Der letzte Besitzer und Pächter der Bergmühle war bis zum Jahre 1894 Friedrich Sievert.

Ölmühle

vor 1369 / um 1945, anfangs Schleif- und Poliermühle, später Ölmühle mit 11 Fuß Gefälle und 2 Mahlgängen

Standort der Ölmühle, Gartenstraße 25 (1996)
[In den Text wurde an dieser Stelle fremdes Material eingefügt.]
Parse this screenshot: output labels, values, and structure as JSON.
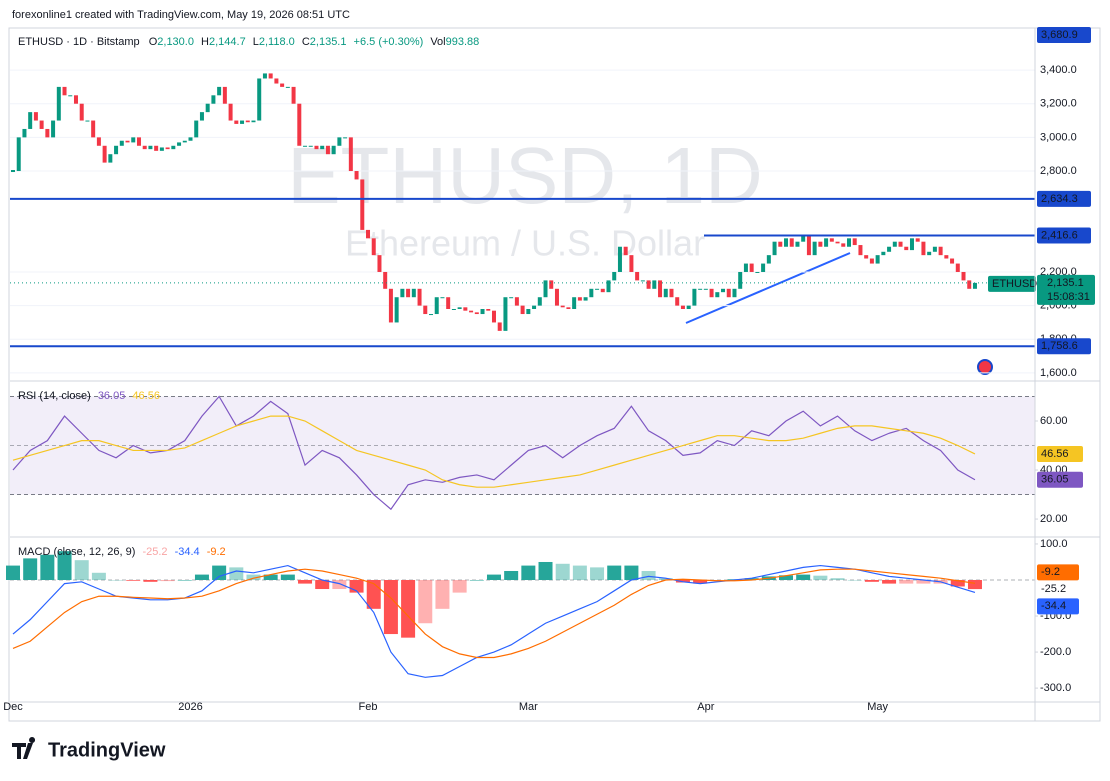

Der Bau der Ölmühle wird nach 1369 vermutet, denn bis dahin gab es kein Wasser zum Antrieb eines Mühlrades. Das Überlaufwasser des schon 1253 angelegten Wallgrabens reichte dazu nicht aus. Erst 1369 floß das ablaufende Wasser des Leinakanals über den Stadtwall in einer Rinne durch die Stadtmauer in das Wiegwasser und konnte zum Antrieb einer Mühle genutzt werden. Zunächst diente sie als Schleif- und Poliermühle für Hieb- und Stichwaffen. Im Jahre 1587 nennt eine Vereinbarung des Rates der Stadt mit dem Nachbarn an der Stadtmauer den Standort der Mühle „Hinter St. Margarethen“. Heute trennt die Gartenstraße die Kirche und den Mühlenstandort.

Wann der Wechsel von der Schleifmühle zur Ölmühe erfolgte, ist nicht bekannt. Im Jahre 1920 wurde sie vom Müllermeister Umbreit modernisiert, erhielt einen Elektroanschluß und nahm nochmals einen wirtschaftlichen Aufschwung. Nach dem Zweiten Weltkrieg war sie nicht mehr in Betrieb. Bis zum Jahre 1990 war auf dem Grundstück der VEB Getreidewirtschaft angesiedelt. Danach waren dort u.a. Abteilungen des Arbeitsamtes untergebracht. In den letzten Jahren steht das Gebäude überwiegend leer.